In relationships, especially difficult ones, it takes considerable care not to just write people off when they hurt us or are simply hard to be around.* The impatience of Satan temps us to do just this. While there is wisdom in boundaries, impatience bypasses this kind of wisdom and prioritizes our own frustrations over someone else’s development. Impatience requires us to view people only through the lens of the present and respond to them accordingly. However, patience allows us the grace to view people as sojourners on a journey, imperfect people being wooed into a transforming relationship with Jesus. Godly patience allows us to be gently gracious with people who have a history that led them to who and how they are now and who will not be the same because God is at work.

In full discretion, I struggle deeply in this area. I can be a pit bull in a debate, and I am often tempted to write people off as ignorant, immoral, or deceived.
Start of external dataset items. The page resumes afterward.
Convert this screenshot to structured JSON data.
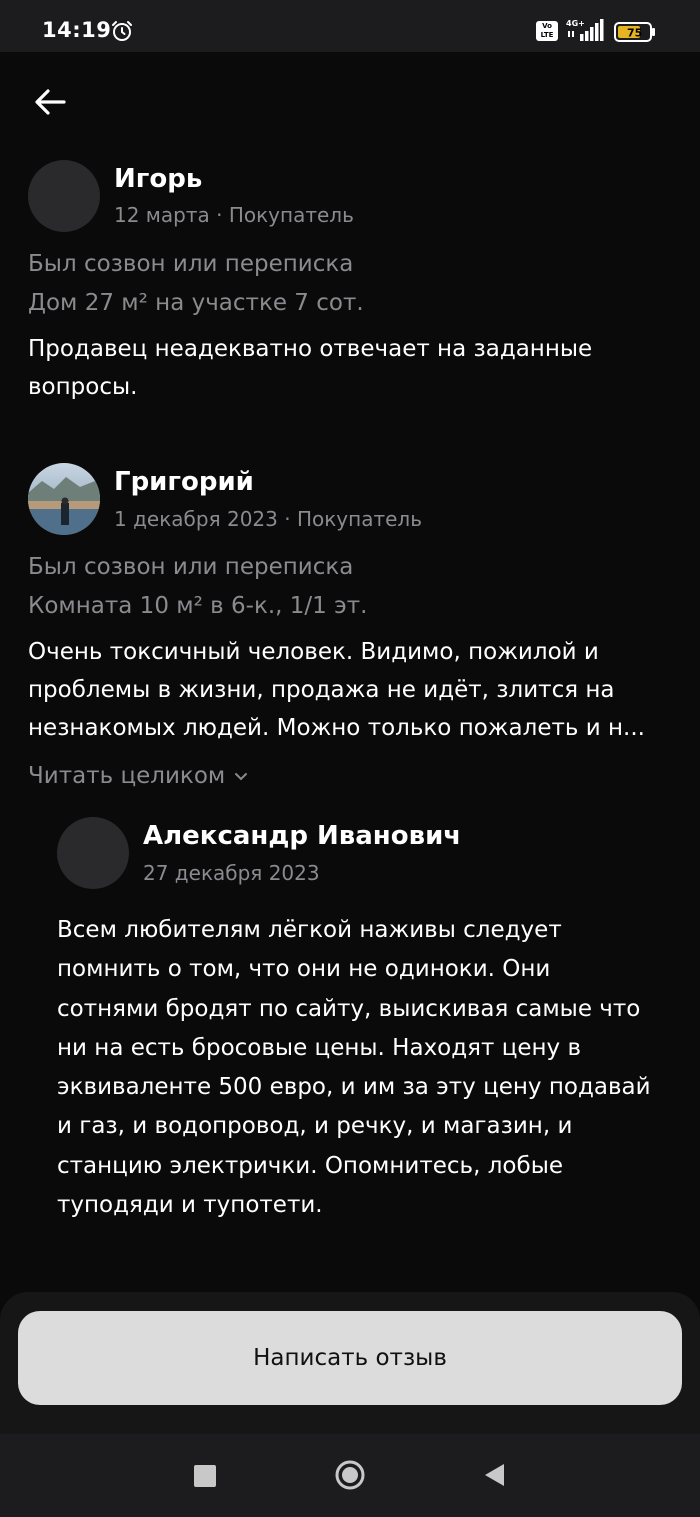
{
  "status_bar": {
    "time": "14:19",
    "volte": "Vo LTE",
    "network": "4G+",
    "battery": "75"
  },
  "reviews": [
    {
      "author": "Игорь",
      "meta": "12 марта · Покупатель",
      "contact_type": "Был созвон или переписка",
      "listing": "Дом 27 м² на участке 7 сот.",
      "text_lines": [
        "Продавец неадекватно отвечает на заданные",
        "вопросы."
      ]
    },
    {
      "author": "Григорий",
      "meta": "1 декабря 2023 · Покупатель",
      "contact_type": "Был созвон или переписка",
      "listing": "Комната 10 м² в 6-к., 1/1 эт.",
      "text_lines": [
        "Очень токсичный человек. Видимо, пожилой и",
        "проблемы в жизни, продажа не идёт, злится на",
        "незнакомых людей. Можно только пожалеть и н..."
      ],
      "read_more": "Читать целиком"
    }
  ],
  "reply": {
    "author": "Александр Иванович",
    "date": "27 декабря 2023",
    "text_lines": [
      "Всем любителям лёгкой наживы следует",
      "помнить о том, что они не одиноки. Они",
      "сотнями бродят по сайту, выискивая самые что",
      "ни на есть бросовые цены. Находят цену в",
      "эквиваленте 500 евро, и им за эту цену подавай",
      "и газ, и водопровод, и речку, и магазин, и",
      "станцию электрички. Опомнитесь, лобые",
      "туподяди и тупотети."
    ]
  },
  "actions": {
    "write_review": "Написать отзыв"
  },
  "icons": {
    "back": "arrow-left-icon",
    "alarm": "alarm-clock-icon",
    "signal": "signal-icon",
    "battery": "battery-icon",
    "chevron": "chevron-down-icon"
  },
  "colors": {
    "background": "#0a0a0a",
    "muted_text": "#8a8a8f",
    "button": "#dcdcdc",
    "battery_fill": "#e6b422"
  }
}
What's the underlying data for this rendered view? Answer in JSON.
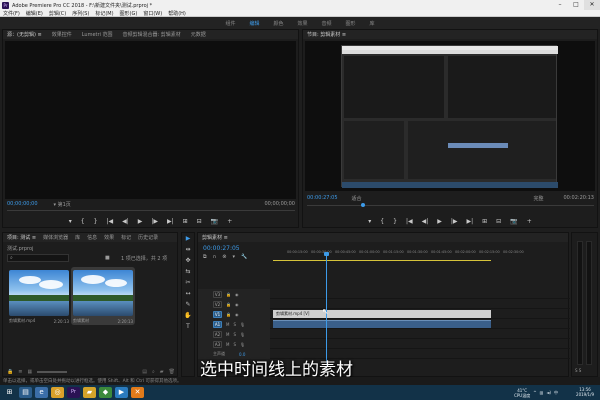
{
  "window": {
    "title": "Adobe Premiere Pro CC 2018 - F:\\新建文件夹\\测试.prproj *",
    "min": "–",
    "max": "□",
    "close": "✕"
  },
  "menu": [
    "文件(F)",
    "编辑(E)",
    "剪辑(C)",
    "序列(S)",
    "标记(M)",
    "图形(G)",
    "窗口(W)",
    "帮助(H)"
  ],
  "workspace_tabs": [
    "组件",
    "编辑",
    "颜色",
    "效果",
    "音频",
    "图形",
    "库"
  ],
  "workspace_active": 1,
  "source_monitor": {
    "tabs": [
      "源：(无剪辑) ≡",
      "效果控件",
      "Lumetri 范围",
      "音频剪辑混合器: 剪辑素材",
      "元数据"
    ],
    "timecode_left": "00;00;00;00",
    "fit": "▾ 第1页",
    "timecode_right": "00;00;00;00"
  },
  "program_monitor": {
    "tab": "节目: 剪辑素材 ≡",
    "timecode_left": "00:00:27:05",
    "fit": "适合",
    "quality": "完整",
    "timecode_right": "00:02:20:13"
  },
  "transport_icons": [
    "▾",
    "{",
    "}",
    "|◀",
    "◀|",
    "▶",
    "|▶",
    "▶|",
    "⊞",
    "⊟",
    "📷",
    "+"
  ],
  "project": {
    "tabs": [
      "项目: 测试 ≡",
      "媒体浏览器",
      "库",
      "信息",
      "效果",
      "标记",
      "历史记录"
    ],
    "filename": "测试.prproj",
    "items_count": "1 项已选择，共 2 项",
    "items": [
      {
        "name": "剪辑素材.mp4",
        "duration": "2:20:13"
      },
      {
        "name": "剪辑素材",
        "duration": "2:20:13"
      }
    ]
  },
  "tools": [
    "▶",
    "⇹",
    "✥",
    "⇆",
    "✂",
    "↔",
    "✎",
    "✋",
    "T"
  ],
  "timeline": {
    "tab": "剪辑素材 ≡",
    "timecode": "00:00:27:05",
    "ruler": [
      "00:00",
      "00:00:15:00",
      "00:00:30:00",
      "00:00:45:00",
      "00:01:00:00",
      "00:01:15:00",
      "00:01:30:00",
      "00:01:45:00",
      "00:02:00:00",
      "00:02:15:00",
      "00:02:30:00"
    ],
    "video_tracks": [
      "V3",
      "V2",
      "V1"
    ],
    "audio_tracks": [
      "A1",
      "A2",
      "A3"
    ],
    "master_label": "主声道",
    "master_value": "0.0",
    "clip_label": "剪辑素材.mp4 [V]",
    "playhead_fraction": 0.18
  },
  "status_text": "单击以选择，或单击空白处并拖动以进行框选。使用 Shift、Alt 和 Ctrl 可获得其他选项。",
  "subtitle": "选中时间线上的素材",
  "taskbar": {
    "time": "13:56",
    "date": "2019/1/9",
    "temp": "41°C",
    "cpu": "CPU温度",
    "lang": "中"
  },
  "colors": {
    "accent": "#3d9be9",
    "clip_video": "#cfcfcf",
    "clip_audio": "#3a5f8a",
    "taskbar": "#123248"
  }
}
While there may be truth to those descriptors sometimes, patience allows us to treat others as people who God is redeeming and it helps us operate out of a place of hope rather than anger. When we approach relationships with patience, we see God using us to draw others to Himself, and we see others (even the obnoxious ones) as God’s blessing on our lives to transform us as well. It is the impatience of Satan that makes it easy for us to abandon our relationships when they get difficult and to plant ourselves only with people who think and act like we do. Godly patience in relationships frees us to love people exactly as they are in the moment without trying to “fix” them because we understand that transformation is a process birthed by the Holy Spirit, not by us.

 

MINISTRY

It is human nature to want to act. We like decisiveness, and we get anxious when we are waiting for anything. Other times we burn out and settle into apathy and fatalism. Neither is fit for God’s Kingdom or his children who are commissioned to advance it with him.

The impatience of Satan tempts us to act quickly in our own wisdom. It tells us that we are smart enough and capable enough to make the right decisions and to see the big picture accurately. It leads us directly into hastily missing God’s purposes for our own grandiosity, anxiety, and insecurity.
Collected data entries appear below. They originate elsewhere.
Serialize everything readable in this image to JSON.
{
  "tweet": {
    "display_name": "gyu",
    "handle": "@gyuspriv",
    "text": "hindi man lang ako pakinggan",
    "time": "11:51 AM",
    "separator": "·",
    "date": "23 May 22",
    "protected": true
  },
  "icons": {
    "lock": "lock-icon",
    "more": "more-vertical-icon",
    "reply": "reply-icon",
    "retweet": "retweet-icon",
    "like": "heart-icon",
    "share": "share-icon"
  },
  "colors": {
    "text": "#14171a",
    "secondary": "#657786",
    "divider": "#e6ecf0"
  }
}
Refusing to make ministry (or life) decisions impatiently is not merely about the wisdom that comes from slow consideration of all the facts. That is an important element in decision making, but not necessarily what godly patience is about. Patience is not about wisdom so much as it is about a deep belief that God is already at work where he is sending us. It declares that we are confident that God has chosen Kingdom work for us to accomplish (Ephesians 2:10), and that we will not miss if we remain steadfastly connected to him (John 15:5).
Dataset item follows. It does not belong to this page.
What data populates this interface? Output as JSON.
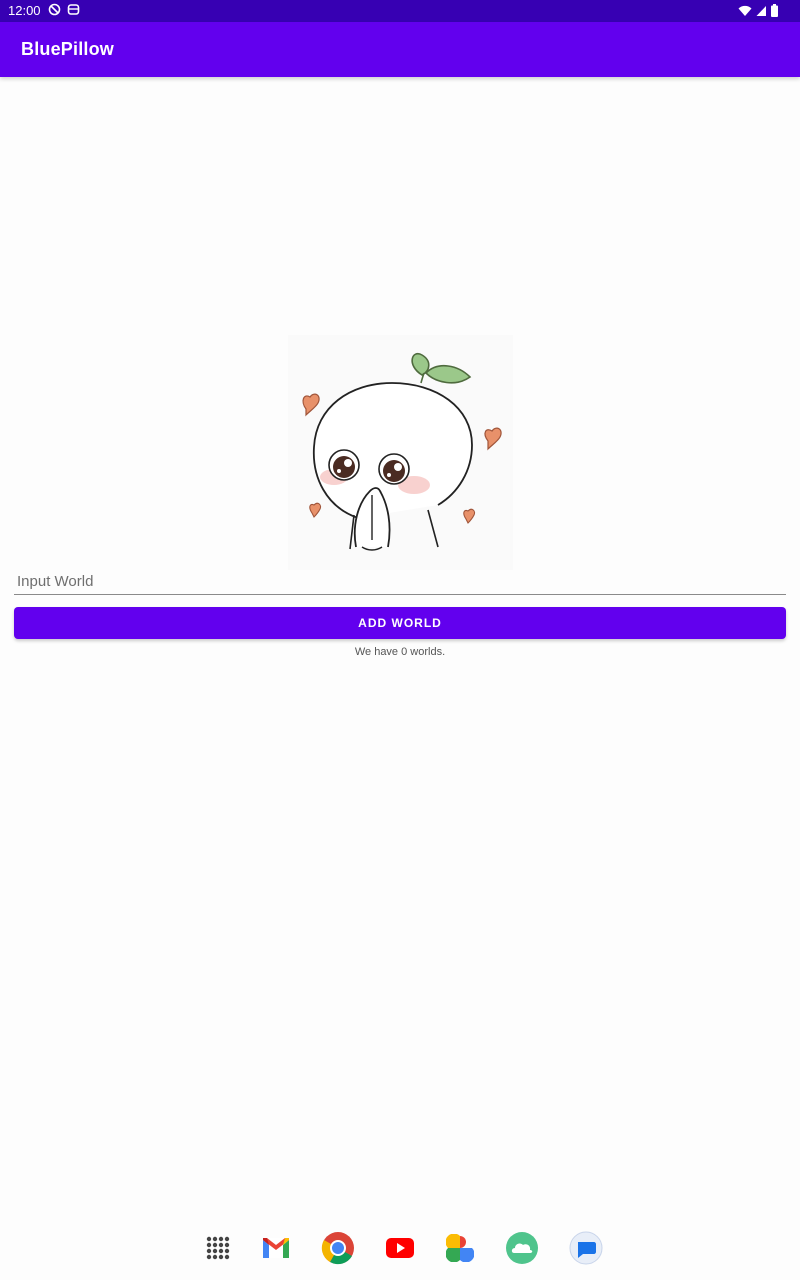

The weapon against impatience is worship. The enemy would have us frantically trying to figure out what to do next, making assumptions about what God is doing and what we should do rather than stopping and waiting on him to move and joining him there. The way to defeat impatience is sitting at the feet of Jesus acknowledging his authority over us and the calling he has put on our lives. This is not apathy; it is action into a deeper relationship with God. It is a physical expression of a recognition that a relationship with Jesus must not be forfeited to produce ministry activities.

Ultimately whether we are looking at our inner lives, our relationships with others, or our vocations, we have to ask if the fruit of God’s Spirit is being birthed in us. Patience is a gift freely given to us not only for our own benefit, but for the sake of the world because it reflects the nature of God as much as do kindness and faithfulness and the rest of the virtues. We cannot produce patience in ourselves, but we can cooperate with the Holy Spirit while he develops it in us. And we do it gladly because it is an act of worship to our God and an affront to our impatient enemy.

* I am applying this to normal functioning relationships. In cases where abuse is present, the loving thing to do for yourself AND for your abuser is to remove yourself from the situation. You can patiently wait for God to work in that person from a safe distance where he/she is not going deeper into sin through harming one of God’s precious children.